Detect Slow Cacti Polling

I'm a big fan of graphs, and as such am a big fan of Cacti. I've used it at work and at home. It's a wonderfully powerful, and ridiculously complicated front-end to RRDTool, which is also wonderfully powerful and ridiculously complicated. I've used Cacti to graph hundreds of servers, the temperature in my house, heat collected from solar panels and Twitter followers. By default Cacti runs a poller every 5 minutes to collect data. Cacti gets very unhappy if the time required to run the poller exceeds the 5 minute interval. You will get blank data gaps and there aren't any alarms that go off when this happens. Polling times can also vary without any changes in Cacti. If you are polling an external service and it gets slow, that could spike your polling times up in a terrible way.

I decided to write a quick script to catch this. Rather than integrate it into Cacti's poller I made it completely separate. Save this script to a shell script and add it to /etc/cron.hourly and you can rest easily knowing your Cacti poller is healthy.

#!/bin/bash
#
# by Jamie Thingelstad

# Where is the log?
CACTI_LOG=/usr/local/cacti/log/cacti.log

# Sample up how many lines?
CACTI_SAMPLE=24

# Warning level for 5 minute poll interval, in seconds.
# Nonsensical to set this higher than 300.
WARN_AT=240

# Where is mail?
MAIL=/usr/bin/mail

# Where to send warning? What subject?
ERR_TO="bad-things-happening@youremail.com"
ERR_SUBJECT="[Cacti] Cacti Poller time is too high"
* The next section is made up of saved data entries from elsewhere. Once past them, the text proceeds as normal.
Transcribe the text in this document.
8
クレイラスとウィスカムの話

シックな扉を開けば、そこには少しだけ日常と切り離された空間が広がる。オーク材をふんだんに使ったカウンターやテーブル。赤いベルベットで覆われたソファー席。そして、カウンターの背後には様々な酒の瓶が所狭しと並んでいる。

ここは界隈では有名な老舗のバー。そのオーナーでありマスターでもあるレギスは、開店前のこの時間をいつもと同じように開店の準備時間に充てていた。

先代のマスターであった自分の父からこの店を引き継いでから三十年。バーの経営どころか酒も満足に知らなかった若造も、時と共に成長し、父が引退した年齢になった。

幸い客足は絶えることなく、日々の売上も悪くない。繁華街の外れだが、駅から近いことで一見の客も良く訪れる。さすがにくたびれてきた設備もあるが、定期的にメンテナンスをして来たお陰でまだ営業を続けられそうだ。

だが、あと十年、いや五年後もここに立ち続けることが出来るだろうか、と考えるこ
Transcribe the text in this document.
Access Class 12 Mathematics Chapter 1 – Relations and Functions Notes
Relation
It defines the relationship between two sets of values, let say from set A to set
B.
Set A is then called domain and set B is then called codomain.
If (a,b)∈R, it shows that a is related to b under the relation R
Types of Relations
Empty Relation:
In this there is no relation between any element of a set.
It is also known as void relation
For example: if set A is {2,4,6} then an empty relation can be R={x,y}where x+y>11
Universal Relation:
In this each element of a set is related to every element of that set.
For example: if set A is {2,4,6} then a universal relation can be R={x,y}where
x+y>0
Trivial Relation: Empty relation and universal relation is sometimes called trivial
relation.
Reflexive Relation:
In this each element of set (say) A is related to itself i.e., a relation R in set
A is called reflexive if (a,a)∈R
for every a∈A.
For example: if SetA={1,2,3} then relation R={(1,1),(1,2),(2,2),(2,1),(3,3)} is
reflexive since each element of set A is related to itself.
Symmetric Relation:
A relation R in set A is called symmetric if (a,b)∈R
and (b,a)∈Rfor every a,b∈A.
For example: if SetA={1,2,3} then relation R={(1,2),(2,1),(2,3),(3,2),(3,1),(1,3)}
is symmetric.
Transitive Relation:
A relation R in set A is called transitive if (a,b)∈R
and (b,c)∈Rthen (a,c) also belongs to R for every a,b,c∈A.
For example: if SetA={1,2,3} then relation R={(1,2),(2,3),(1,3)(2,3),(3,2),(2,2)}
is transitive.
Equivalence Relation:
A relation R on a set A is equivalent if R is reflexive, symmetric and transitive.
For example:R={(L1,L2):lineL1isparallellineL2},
# Scan the cacti log and see how things are
# Grep for STATS \
# Get the last CACTI_SAMPLE samples \
# Find the duration field (cut) \
# Remove the label (cut) \
# Strip the decimal points, make it an integer (cut) \
# Add the total of all the samples and count the number of samples (awk) \
#   - this step is needed because the file may have < CACTI_SAMPLES in it
POLL_DATA=$(grep "SYSTEM STATS" $CACTI_LOG | \
            tail -$CACTI_SAMPLE | \
            cut -d " " -f 7 | \
            cut -d ":" -f 2 | \
            cut -d "." -f 1 | \
            awk '{ sum += $1; count++ } END { print sum, count }')

# Get the two variables we want
TOTAL_TIME=$(echo $POLL_DATA | awk '{print $1}')
TOTAL_COUNT=$(echo $POLL_DATA | awk '{print $2}')

# Figure out the allowed time as a multiple of WARN_AT
AVERAGE_TIME=$(($TOTAL_TIME / $TOTAL_COUNT))

# Check how long it took and warn if too long, in seconds
if [ "$AVERAGE_TIME" -gt "$WARN_AT" ]; then
    # Polling is exceeded limit, send warning
    ERR_MESSAGE="Polling time for cacti is dangerously high. Last $TOTAL_COUNT polling periods averaged $AVERAGE_TIME seconds, higher than $WARN_AT second threshold."
    echo $ERR_MESSAGE | $MAIL -s "$ERR_SUBJECT" "$ERR_TO" >/dev/null 2>/dev/null
fi

Some notes on what this script is doing:

  • Sampling 24 lines means 24 five-minute polling periods, in other words, the last 24 * 5 minutes, or 2 hours.
  • The script will calculate the average of the last 24 (or fewer) samples and alarm if it is over threshold. One sample over the threshold won't matter since it uses the average.
  • The awk complexity is used to deal with a new log file that has fewer than CACTI_SAMPLE events.